Chapitre 638/80080%~8 min de lecture1 489 mots

Le monastère du Cri-du-Cerf, dans un petit temple à l’arrière de la montagne.

Ces jours-ci, le vieux moine se sentait sans doute trop étouffé à rester dans le temple, alors il s’était contenté de s’asseoir sur le seuil. Le soleil d’aujourd’hui était agréable, une belle journée printanière aux rayons rares et doux. Mais même lorsque ces rayons chauds tombaient sur le visage du moine, ils n’arrivaient pas à illuminer les profondes rides qui y étaient gravées. Ce qui se cachait au fond de ses plis cutanés restait à jamais enveloppé de ténèbres.

Sous la lumière du jour, sa robe empoussiérée portait des particules qui dansaient dans l’air. Il baissa les yeux pour observer, mais son regard trouble ne trahissait aucune émotion.

Le vieux moine plissa légèrement les yeux, levant le regard vers le soleil chaleureux dans le ciel. En réalité, les cultivateurs donnaient un autre nom au soleil : celui d’étoile céleste.

Toutefois, parmi le peuple, l’appellation la plus répandue restait tout simplement « soleil », tandis qu’« étoile céleste » n’était qu’une expression que l’on trouvait dans les souvenirs des cultivateurs anciens et dans les textes antiques.

Le vieux moine resta assis sur le seuil un certain temps avant d’apercevoir vaguement une silhouette vêtue de noir s’avancer depuis loin.

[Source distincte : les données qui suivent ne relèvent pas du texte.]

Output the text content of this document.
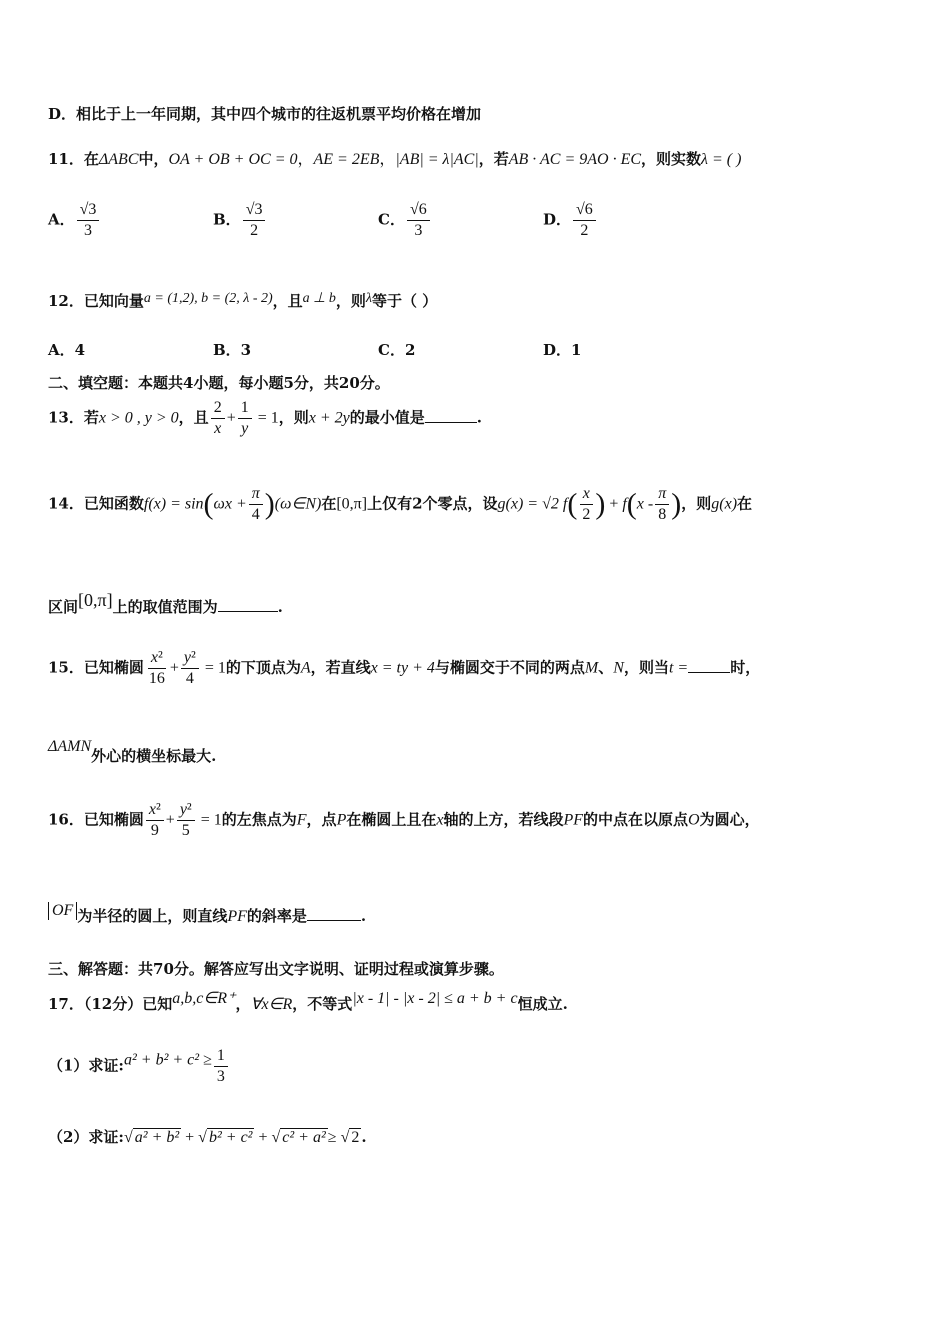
D．相比于上一年同期，其中四个城市的往返机票平均价格在增加
11．在ΔABC中，OA + OB + OC = 0，AE = 2EB，|AB| = λ|AC|，若AB · AC = 9AO · EC，则实数λ = ( )
A． $\frac{√3}{3}$	B． $\frac{√3}{2}$	C． $\frac{√6}{3}$	D． $\frac{√6}{2}$
12．已知向量a = (1,2), b = (2, λ - 2)，且a ⊥ b，则λ等于（ ）
A．4	B．3	C．2	D．1
二、填空题：本题共4小题，每小题5分，共20分。
13．若x > 0 , y > 0，且 $\frac{2}{x} + \frac{1}{y} = 1$，则x + 2y的最小值是	.
14．已知函数$f(x) = \sin(\omega x + \frac{\pi}{4}$ )(ω∈N)在[0,π]上仅有2个零点，设g(x) = √2 $f( \frac{x}{2}$ ) + $f(x - \frac{\pi}{8}$ )，则g(x)在
区间[0,π]上的取值范围为	.
15．已知椭圆 $\frac{\text{x²}}{16} + \frac{\text{y²}}{4} = 1$的下顶点为A，若直线x = ty + 4与椭圆交于不同的两点M、N，则当t =	时，
ΔAMN外心的横坐标最大.
16．已知椭圆 $\frac{\text{x²}}{9} + \frac{\text{y²}}{5} = 1$的左焦点为F，点P在椭圆上且在x轴的上方，若线段PF的中点在以原点O为圆心，
OF 为半径的圆上，则直线PF的斜率是	.
三、解答题：共70分。解答应写出文字说明、证明过程或演算步骤。
17．（12分）已知a,b,c∈R⁺，∀x∈R，不等式|x - 1| - |x - 2| ≤ a + b + c恒成立.
（1）求证:a² + $b^2 + c^2 \ge \frac{1}{3}$
（2）求证:√ a² + b² + √ b² + c² + √ c² + a² ≥ √ 2 .
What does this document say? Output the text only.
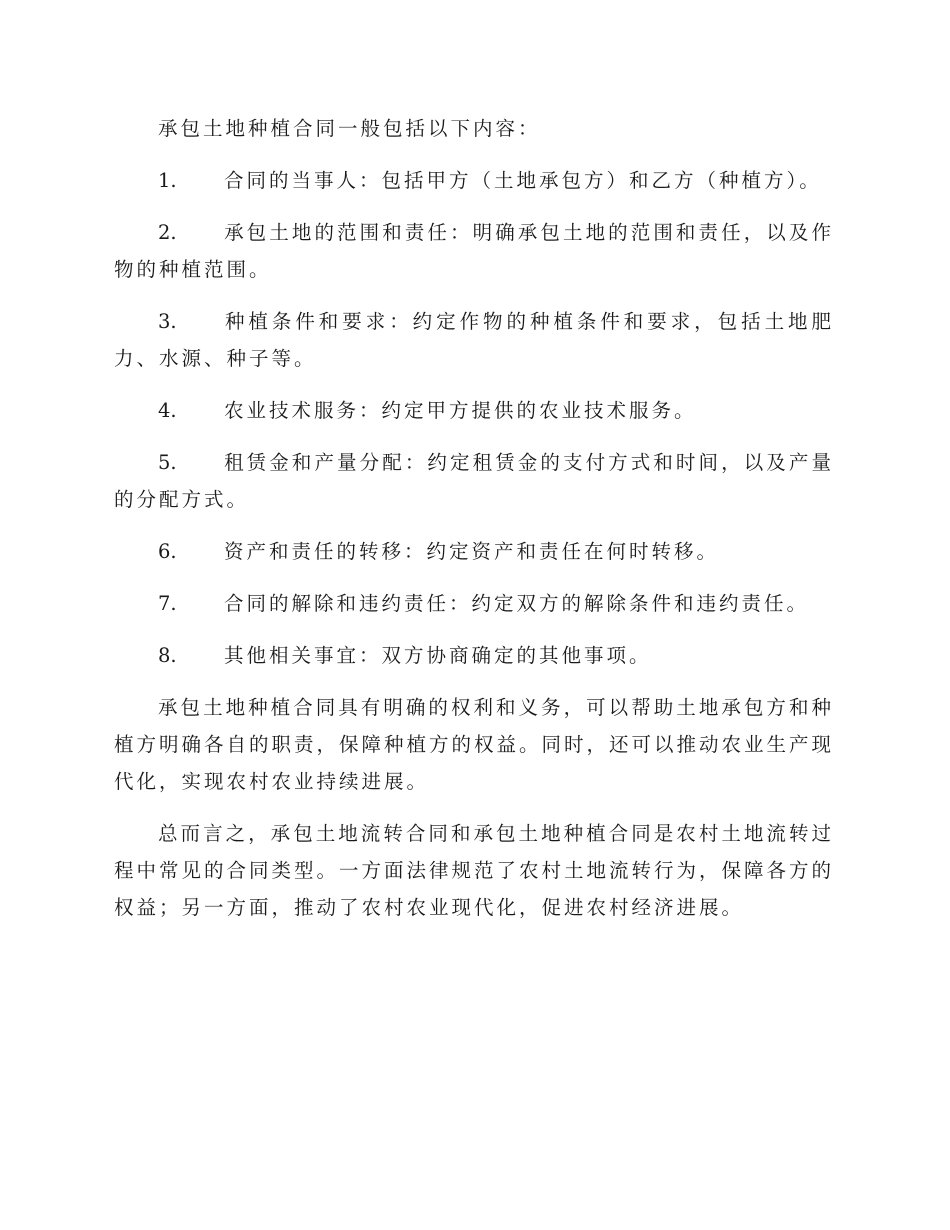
承包土地种植合同一般包括以下内容：

1. 合同的当事人：包括甲方（土地承包方）和乙方（种植方）。

2. 承包土地的范围和责任：明确承包土地的范围和责任，以及作物的种植范围。

3. 种植条件和要求：约定作物的种植条件和要求，包括土地肥力、水源、种子等。

4. 农业技术服务：约定甲方提供的农业技术服务。

5. 租赁金和产量分配：约定租赁金的支付方式和时间，以及产量的分配方式。

6. 资产和责任的转移：约定资产和责任在何时转移。

7. 合同的解除和违约责任：约定双方的解除条件和违约责任。

8. 其他相关事宜：双方协商确定的其他事项。

承包土地种植合同具有明确的权利和义务，可以帮助土地承包方和种植方明确各自的职责，保障种植方的权益。同时，还可以推动农业生产现代化，实现农村农业持续进展。

总而言之，承包土地流转合同和承包土地种植合同是农村土地流转过程中常见的合同类型。一方面法律规范了农村土地流转行为，保障各方的权益；另一方面，推动了农村农业现代化，促进农村经济进展。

Cette vue plongea le vieux moine, qui avait vécu d’innombrables années, dans une brève transe. La plus grande partie de son existence s’était écoulée dans ce petit temple, dénué de compagnons. Il avait peut-être eu des amis par le passé, mais tous l’avaient précédé dans la mort. Il n’avait pas non plus de disciples. Bien qu’il donne parfois quelques conseils à certains moines du temple, il n’y eut jamais de lien officiel de maître à élève. La seule personne qu’il avait véritablement prise comme disciple était le Précepteur National des Grands Liang, connu sous le nom de « Moine Démon ». Pourtant, même avec lui, ils n’entretinrent jamais de relation formelle de maître et disciple. Maintenant, de nombreuses années s’étaient écoulées depuis l’époque de ce Précepteur National des Grands Liang.

Ce jeune moine d’autrefois aimait également porter des robes noires.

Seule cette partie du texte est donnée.